Sobota to plan wypchany co do minuty od wczesnego poranka do późnego wieczora. Sygnał do startu dali... mistrzowie. Paweł Ochal wraz Olgą Kalendarową-Ochal najpierw poprowadzili krótki Bieg Śniadaniowy, a póżniej przez dobrą godziną cierpliwie odpowiadali na pytania debiutantów o tym, jak przygotować się do maratonu. Mimo mocno padającego deszczu z mistrzami pobiegło kilkadziesiąt osób.

Chwilę później krakowskie Błonia wypełnił... żółty kolor. Tradycyjnie już Radio RMF FM fundowało amatorom biegania trzy niezwykle ciekawe biegi pierwszy, dla par, o dystansie dwóch kilometrów, drugi dla rodzin nieco krótszy i wreszcie najważniejszy, Bieg Radia RMF FM. Na każdym z biegów, mimo deszczu, tłumy. Rywalizacja jest drugorzędna - opowiadali na mecie biegacze. Rzeczywiście biegi RMF FM to zabawa. Pary i rodziny biegały powiązane... smyczą! To wyjątkowe biegi na skalę krajową.

Sobota to też, już po raz dziewiąty, Minimaraton im. Piotrka Gładkiego - osoby dla Cracovia Maraton wyjąkowej. Bieg upamiętniający zwycięzcę maratonu prowadzi po pętli dookoła Błoń na dystansie 1/10 maraton - 4,2 kilometrów.

W punkt 16:00 wystartował ostatni sportowy akcent tego dnia - Maraton na Rolkach. Ciężki, trudny i śliski, bo na mokrej nawierzchni i z mocnym wiatrem. Rywalizacja przebiegła pod dyktando duetu Wojciech Baran i Bartosz Chojnacki, którzy nie mogąc roztrzygnąć na trasie losów pierwszego miejsca na kilkadziesiąt metrów przed metą zjechali się i wspólnie przekroczyli metę. Dowód wielkiego ducha sportu i zdrowej rywalizacji.

Sobotni wieczór to tradycyjnie już Pasta Party dla masy maratończyków, wielka wioska EXPO oraz odbieranie pakietów startowych.

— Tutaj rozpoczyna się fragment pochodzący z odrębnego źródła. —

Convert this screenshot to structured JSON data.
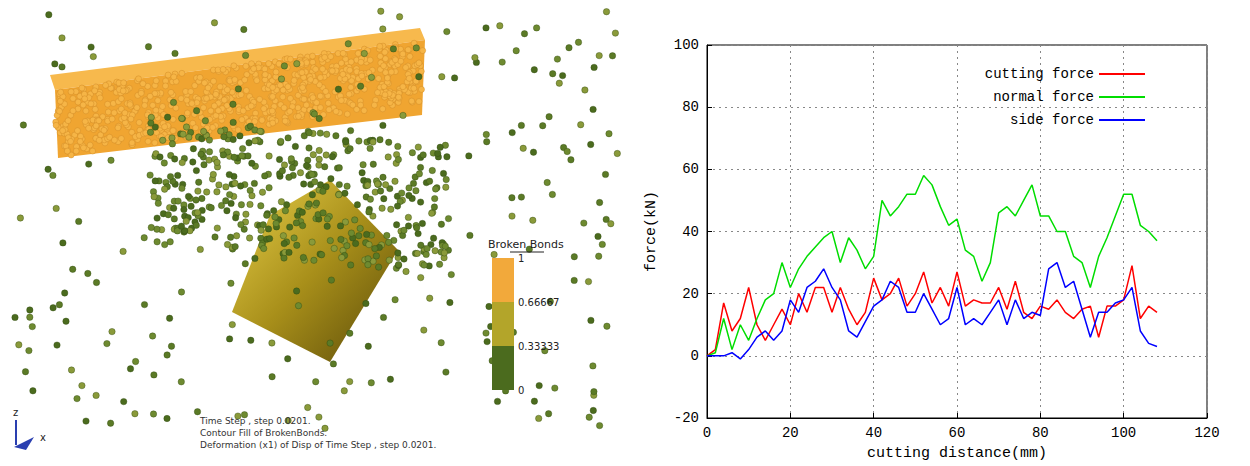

Niedziela to kulminacja i najważniejszy punkt programu - Cracovia Maraton. Jak za pociągnięciem magicznej różdżki chmury rozstąpiły się i dla tysięcy biegaczy nad Krakowem zawisło piękne słońce barwnie opisywał początek tego dnia Tomasz Zimoch, speaker zawodów i znany dziennikarz radiowy. Cały weekend z nieba lał deszcz, niedzielny poranek stał jednak pod znakiem pięknego słońca i przyjemnej temperatury.

Dla grona prawie 5,5 tysiąca biegaczy ten dzień pod wieloma względami był wyjątkowy. Po wielu latach wracamy ze startem na płytę Rynku Głównego. Biegacze o to pytali od lat. W końcu podjęliśmy to wyzwanie  opisywał Sasorski, dodając, że wiązało się to z wielkim ryzykiem  prawie 6 000 biegaczy i całej infrastruktury na rynku wymagało logistycznej ekwilibrystyki.

Biegacze wystartowali i finiszowali na płycie Rynku, ale to nie jedyna nowość. Trasa, ze względu na remonty, została kompaktowo upchnięta w śródmieściu na dwóch pętlach. Ta ryzykowna decyzja spotkała się z zadowoleniem i entuzjazmem biegaczy. Ciekawa, prowadząca przez wiele różnych miejsc, z widokiem na najpiękniejsze miejsca w Krakowie, bez nużących długich prostych opowiadał Krzysiek, uczestnik Cracovia Maraton od ponad 10 lat. Wtórowało mu wiele innych biegaczek i biegaczy.

Zwycięzcami zostali Kenijczycy: Elizabeth Jeruiyot Chemweno i Edwin Kirui. – Wygrali Krakowianie i wygrali biegacze podsumowywał imprezę Krzysztof Kowal, gdy po ponad 6 godzinach na metę wbiegali ostatni biegacze. Spotykamy się za rok. Do zobaczenia!  dodał szef Cracovia Maratonu, jeszcze nieoficjalnie zapowiadając, że lokalizacja startu i mety na Rynku pozostanie.